Track: Differential privacy and secure multi-party computation
Session Chair: Alptekin Küpçü
Secure and Scalable Document Similarity on Distributed Databases: Differential Privacy to the Rescue
Phillipp Schoppmann (Humboldt-Universität zu Berlin), Lennart Vogelsang (Humboldt-Universität zu Berlin), Adrià Gascón (The Alan Turing Institute / University of Warwick), and Borja Balle (DeepMind)
Summary: Privacy-preserving collaborative data analysis enables richer models than what each party can learn with their own data. Secure Multi-Party Computation (MPC) offers a robust cryptographic approach to this problem, and in fact several protocols have been proposed for various data analysis and machine learning tasks. While the protocols proposed so far are often tailored to a concrete task, they do not exploit properties of the input data that are usually leveraged for scalability when computing on the clear. In this work, we show how to realize these scalability gains when performing secure computation in the context of text data by proposing MPC protocols for feature extraction and similarity computation based on the well-known TF-IDF representation for text documents. Our protocols exploit sparsity introduced by the feature representation and common statistical properties of the distribution of words in natural language texts. As part of our contribution we propose a novel two-party protocol for secure (batched) sparse inner product, and develop a secure mechanism for extracting IDF coefficients from a distributed database of text documents while guaranteeing Differential Privacy (DP). We show how our protocols can be composed to build a secure distributed k-nearest neighbors classifier. The resulting protocol remains secure even against colluding servers, and we experimentally show that it scales to real-world datasets.
Patrick Ah-Fat (Imperial College London) and Michael Huth (Imperial College London)
Summary:Computing a function of some private inputs while maintaining the confidentiality of those inputs is an important problem, to which Differential Privacy and Secure Multi-party Computation can offer solutions under specific assumptions. Research in randomised algorithms aims at improving the privacy of such inputs by randomising the output of a computation while ensuring that large distortions of outputs occur with low probability. But use cases such as e-voting or auctions will not tolerate large distortions at all. Moreover, although Differential Privacy provides convenient solutions for statistical databases, it is not applicable to general functions. Thus, we develop a framework for randomising the output of a privacy-preserving computation, while guaranteeing that output distortions stay within a specified bound. We build randomisation algorithms and we prove that the computed randomisations maximise the inputs' privacy. Experimental work demonstrates significant privacy gains when compared with existing approaches that guarantee distortion bounds.
Seung Geol Choi (United States Naval Academy), Dana Dachman-Soled (University of Maryland), Mukul Kulkarni (University of Massachusetts), and Arkady Yerukhimovich (George Washington University)

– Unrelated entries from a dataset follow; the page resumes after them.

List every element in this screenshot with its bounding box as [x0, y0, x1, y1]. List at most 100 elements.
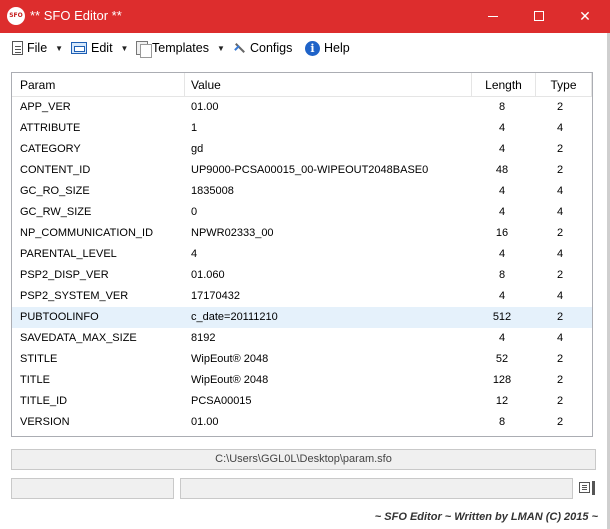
param-cell[interactable]: GC_RO_SIZE: [12, 181, 185, 202]
minimize-button[interactable]: [470, 0, 516, 33]
length-cell[interactable]: 4: [482, 139, 522, 160]
type-cell[interactable]: 2: [540, 265, 580, 286]
length-cell[interactable]: 12: [482, 391, 522, 412]
value-cell[interactable]: 01.00: [185, 97, 472, 118]
param-cell[interactable]: NP_COMMUNICATION_ID: [12, 223, 185, 244]
type-cell[interactable]: 4: [540, 286, 580, 307]
type-cell[interactable]: 2: [540, 412, 580, 433]
value-cell[interactable]: 1: [185, 118, 472, 139]
param-cell[interactable]: TITLE_ID: [12, 391, 185, 412]
value-cell[interactable]: WipEout® 2048: [185, 349, 472, 370]
type-cell[interactable]: 4: [540, 202, 580, 223]
column-header-type[interactable]: Type: [536, 73, 592, 97]
table-row[interactable]: PARENTAL_LEVEL 4 4 4: [12, 244, 592, 265]
type-cell[interactable]: 2: [540, 349, 580, 370]
length-cell[interactable]: 4: [482, 286, 522, 307]
maximize-button[interactable]: [516, 0, 562, 33]
table-row[interactable]: GC_RW_SIZE 0 4 4: [12, 202, 592, 223]
value-cell[interactable]: c_date=20111210: [185, 307, 472, 328]
title-bar[interactable]: SFO ** SFO Editor ** ✕: [0, 0, 610, 33]
templates-icon: [136, 41, 152, 58]
dropdown-arrow-icon[interactable]: ▼: [55, 44, 63, 53]
table-row[interactable]: GC_RO_SIZE 1835008 4 4: [12, 181, 592, 202]
table-row[interactable]: ATTRIBUTE 1 4 4: [12, 118, 592, 139]
type-cell[interactable]: 2: [540, 370, 580, 391]
param-cell[interactable]: CATEGORY: [12, 139, 185, 160]
menu-file[interactable]: File ▼: [10, 40, 63, 56]
param-cell[interactable]: PSP2_DISP_VER: [12, 265, 185, 286]
param-cell[interactable]: SAVEDATA_MAX_SIZE: [12, 328, 185, 349]
param-cell[interactable]: PARENTAL_LEVEL: [12, 244, 185, 265]
value-cell[interactable]: 1835008: [185, 181, 472, 202]
menu-templates[interactable]: Templates ▼: [136, 40, 225, 58]
help-info-icon: i: [305, 40, 320, 56]
length-cell[interactable]: 512: [482, 307, 522, 328]
table-row[interactable]: SAVEDATA_MAX_SIZE 8192 4 4: [12, 328, 592, 349]
value-cell[interactable]: 01.060: [185, 265, 472, 286]
length-cell[interactable]: 128: [482, 370, 522, 391]
value-cell[interactable]: PCSA00015: [185, 391, 472, 412]
table-row[interactable]: PUBTOOLINFO c_date=20111210 512 2: [12, 307, 592, 328]
sfo-param-grid[interactable]: Param Value Length Type APP_VER 01.00 8 2 AT…: [11, 72, 593, 437]
value-cell[interactable]: gd: [185, 139, 472, 160]
length-cell[interactable]: 4: [482, 118, 522, 139]
param-cell[interactable]: STITLE: [12, 349, 185, 370]
value-cell[interactable]: NPWR02333_00: [185, 223, 472, 244]
length-cell[interactable]: 8: [482, 97, 522, 118]
column-header-value[interactable]: Value: [185, 73, 472, 97]
length-cell[interactable]: 8: [482, 265, 522, 286]
table-row[interactable]: PSP2_DISP_VER 01.060 8 2: [12, 265, 592, 286]
value-cell[interactable]: 01.00: [185, 412, 472, 433]
type-cell[interactable]: 2: [540, 97, 580, 118]
length-cell[interactable]: 4: [482, 202, 522, 223]
table-row[interactable]: TITLE_ID PCSA00015 12 2: [12, 391, 592, 412]
table-row[interactable]: TITLE WipEout® 2048 128 2: [12, 370, 592, 391]
param-cell[interactable]: PUBTOOLINFO: [12, 307, 185, 328]
param-cell[interactable]: CONTENT_ID: [12, 160, 185, 181]
value-cell[interactable]: 8192: [185, 328, 472, 349]
log-panel-icon[interactable]: [579, 480, 596, 496]
column-header-length[interactable]: Length: [472, 73, 536, 97]
length-cell[interactable]: 4: [482, 244, 522, 265]
param-cell[interactable]: ATTRIBUTE: [12, 118, 185, 139]
value-cell[interactable]: 0: [185, 202, 472, 223]
table-row[interactable]: APP_VER 01.00 8 2: [12, 97, 592, 118]
dropdown-arrow-icon[interactable]: ▼: [121, 44, 129, 53]
type-cell[interactable]: 2: [540, 391, 580, 412]
table-row[interactable]: NP_COMMUNICATION_ID NPWR02333_00 16 2: [12, 223, 592, 244]
menu-help[interactable]: i Help: [305, 40, 350, 56]
type-cell[interactable]: 4: [540, 328, 580, 349]
type-cell[interactable]: 2: [540, 139, 580, 160]
param-cell[interactable]: GC_RW_SIZE: [12, 202, 185, 223]
menu-edit[interactable]: Edit ▼: [71, 40, 128, 56]
length-cell[interactable]: 4: [482, 181, 522, 202]
value-cell[interactable]: WipEout® 2048: [185, 370, 472, 391]
param-cell[interactable]: APP_VER: [12, 97, 185, 118]
length-cell[interactable]: 8: [482, 412, 522, 433]
length-cell[interactable]: 48: [482, 160, 522, 181]
table-row[interactable]: VERSION 01.00 8 2: [12, 412, 592, 433]
table-row[interactable]: CONTENT_ID UP9000-PCSA00015_00-WIPEOUT204…: [12, 160, 592, 181]
table-row[interactable]: STITLE WipEout® 2048 52 2: [12, 349, 592, 370]
type-cell[interactable]: 2: [540, 160, 580, 181]
value-cell[interactable]: UP9000-PCSA00015_00-WIPEOUT2048BASE0: [185, 160, 472, 181]
param-cell[interactable]: VERSION: [12, 412, 185, 433]
length-cell[interactable]: 4: [482, 328, 522, 349]
table-row[interactable]: PSP2_SYSTEM_VER 17170432 4 4: [12, 286, 592, 307]
length-cell[interactable]: 16: [482, 223, 522, 244]
type-cell[interactable]: 4: [540, 244, 580, 265]
type-cell[interactable]: 2: [540, 307, 580, 328]
value-cell[interactable]: 4: [185, 244, 472, 265]
close-button[interactable]: ✕: [562, 0, 608, 33]
dropdown-arrow-icon[interactable]: ▼: [217, 44, 225, 53]
type-cell[interactable]: 2: [540, 223, 580, 244]
type-cell[interactable]: 4: [540, 181, 580, 202]
value-cell[interactable]: 17170432: [185, 286, 472, 307]
length-cell[interactable]: 52: [482, 349, 522, 370]
param-cell[interactable]: TITLE: [12, 370, 185, 391]
menu-configs[interactable]: Configs: [232, 40, 292, 56]
table-row[interactable]: CATEGORY gd 4 2: [12, 139, 592, 160]
type-cell[interactable]: 4: [540, 118, 580, 139]
column-header-param[interactable]: Param: [12, 73, 185, 97]
param-cell[interactable]: PSP2_SYSTEM_VER: [12, 286, 185, 307]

Summary:In this paper we present a general framework for securely computing approximation of aggregate statistics in distributed setting (e.g. number of unique IP addresses across multiple datasets). We combine techniques of Secure Multi-Party Computation (MPC), Differential Privacy (DP), and Sketching Algorithms to provide framework which is scalable (can handle input data sizes in millions), efficient (MPC runtime independent of input data size), and accurate (low multiplicative error in approximation) while preserving privacy of the input data.